Previous studies have shown that mutations exerting mild phenotypic effects (the V281L, P30L, and P453S mutations) result in retention of 20–50% of enzymatic activity, and mutations exerting severe phenotypic effects (I2 splice, I172N, and Q318X) 0–2% [3, 36–38]. An association is evident between genotype and phenotype. Homozygous mutations exerting mild phenotypic effects and heterozygous mutations with mild or severe phenotypic effects trigger the nonclassical form of the disease [38]. Our results are consistent with these earlier data.

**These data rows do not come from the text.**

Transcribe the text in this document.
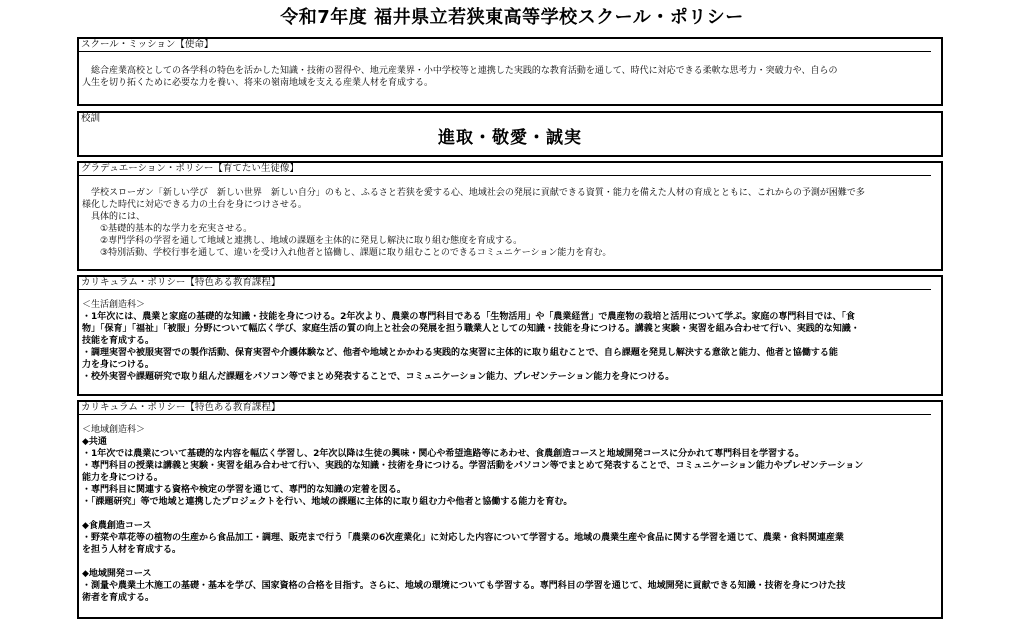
令和7年度 福井県立若狭東高等学校スクール・ポリシー
スクール・ミッション【使命】

　総合産業高校としての各学科の特色を活かした知識・技術の習得や、地元産業界・小中学校等と連携した実践的な教育活動を通して、時代に対応できる柔軟な思考力・突破力や、自らの

人生を切り拓くために必要な力を養い、将来の嶺南地域を支える産業人材を育成する。

校訓
進取・敬愛・誠実
グラデュエーション・ポリシー【育てたい生徒像】

　学校スローガン「新しい学び　新しい世界　新しい自分」のもと、ふるさと若狭を愛する心、地域社会の発展に貢献できる資質・能力を備えた人材の育成とともに、これからの予測が困難で多

様化した時代に対応できる力の土台を身につけさせる。

　具体的には、

　　①基礎的基本的な学力を充実させる。

　　②専門学科の学習を通して地域と連携し、地域の課題を主体的に発見し解決に取り組む態度を育成する。

　　③特別活動、学校行事を通して、違いを受け入れ他者と協働し、課題に取り組むことのできるコミュニケーション能力を育む。

カリキュラム・ポリシー【特色ある教育課程】

＜生活創造科＞

・1年次には、農業と家庭の基礎的な知識・技能を身につける。2年次より、農業の専門科目である「生物活用」や「農業経営」で農産物の栽培と活用について学ぶ。家庭の専門科目では、「食

物」「保育」「福祉」「被服」分野について幅広く学び、家庭生活の質の向上と社会の発展を担う職業人としての知識・技能を身につける。講義と実験・実習を組み合わせて行い、実践的な知識・

技能を育成する。

・調理実習や被服実習での製作活動、保育実習や介護体験など、他者や地域とかかわる実践的な実習に主体的に取り組むことで、自ら課題を発見し解決する意欲と能力、他者と協働する能

力を身につける。

・校外実習や課題研究で取り組んだ課題をパソコン等でまとめ発表することで、コミュニケーション能力、プレゼンテーション能力を身につける。

カリキュラム・ポリシー【特色ある教育課程】

＜地域創造科＞

◆共通

・1年次では農業について基礎的な内容を幅広く学習し、2年次以降は生徒の興味・関心や希望進路等にあわせ、食農創造コースと地域開発コースに分かれて専門科目を学習する。

・専門科目の授業は講義と実験・実習を組み合わせて行い、実践的な知識・技術を身につける。学習活動をパソコン等でまとめて発表することで、コミュニケーション能力やプレゼンテーション

能力を身につける。

・専門科目に関連する資格や検定の学習を通じて、専門的な知識の定着を図る。

・「課題研究」等で地域と連携したプロジェクトを行い、地域の課題に主体的に取り組む力や他者と協働する能力を育む。

◆食農創造コース

・野菜や草花等の植物の生産から食品加工・調理、販売まで行う「農業の6次産業化」に対応した内容について学習する。地域の農業生産や食品に関する学習を通じて、農業・食料関連産業

を担う人材を育成する。

◆地域開発コース

・測量や農業土木施工の基礎・基本を学び、国家資格の合格を目指す。さらに、地域の環境についても学習する。専門科目の学習を通じて、地域開発に貢献できる知識・技術を身につけた技

術者を育成する。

The phenotypic heterogeneity of NCAH patients can be explained by the simultaneous expression of different mutations. Such patients may carry an unidentified mutation in the other CYP21A2 allele or may carry a mutation exerting a mild phenotypic effect in one allele only [3]. This suggests that patients who are compound heterozygotes for one mutation exerting a mild phenotypic effect and another exerting a severe phenotypic effect may be younger have a greater height SD, exhibit a more advanced bone age, and express a higher 17-OHP level at presentation [2, 36]. However, in the absence of full sequences of the CYP21 gene and regulatory elements thereof, we cannot presently draw such conclusions. The V281L mutation was more common than the P30L mutation in NCAH patients presenting with PCOS and hirsutism [21, 39, 40]. As found previously, the Q318X mutation was also noted in patients presenting with PCOS [22, 41]. Erdeve et al. [23] detected the V281L mutation in all PP patients of a Turkish population and suggested that the condition was caused by this mutation rather than other known mutations. Moreover, it has been reported that the V281L mutation is the most common mutation in Turkish patients with PP, PCOS, and hirsutism [25, 27]. In the present study, the Q318X, P30L, and P453S mutations were detected, in addition to the V281L mutation, in four patients presenting with PP, PCOS, or hirsutism. The P453S mutation was previously noted in Turkish children with NCAH [42, 43]. In other countries, the P453S and P30L mutations were found in 23.1% and 10.3%, respectively, of NCAH patients [3]. Helmberg et al. [38] identified R339H and P453S mutations associated with NCAH and proposed that each mutation caused a 50% reduction in normal CYP21A2 activity. In another study, P453S was found in 46.2% of NCAH patients [44].

In conclusion, NCAH is a heterogeneous disorder in terms of age of onset, symptomology, and causative mutation. NCAH should be a differential diagnosis in patients presenting with PP, hirsutism, PCOS, and/or advanced bone age, especially in countries in which consanguineous marriages are prevalent. Investigating the molecular genetic mechanism of NCAH should resolve the diagnostic difficulties encountered with hormone testing. Genotyping should be considered for defining biological cohorts and it should shed light on whether the genetic variation is related to the disease in question. Of our nine NCAH patients, five had heterozygous and one had compound heterozygous mutations. Other disease-related mutations may also be present in such patients. Therefore, sequencing is the gold standard for identification of disease-associated mutations.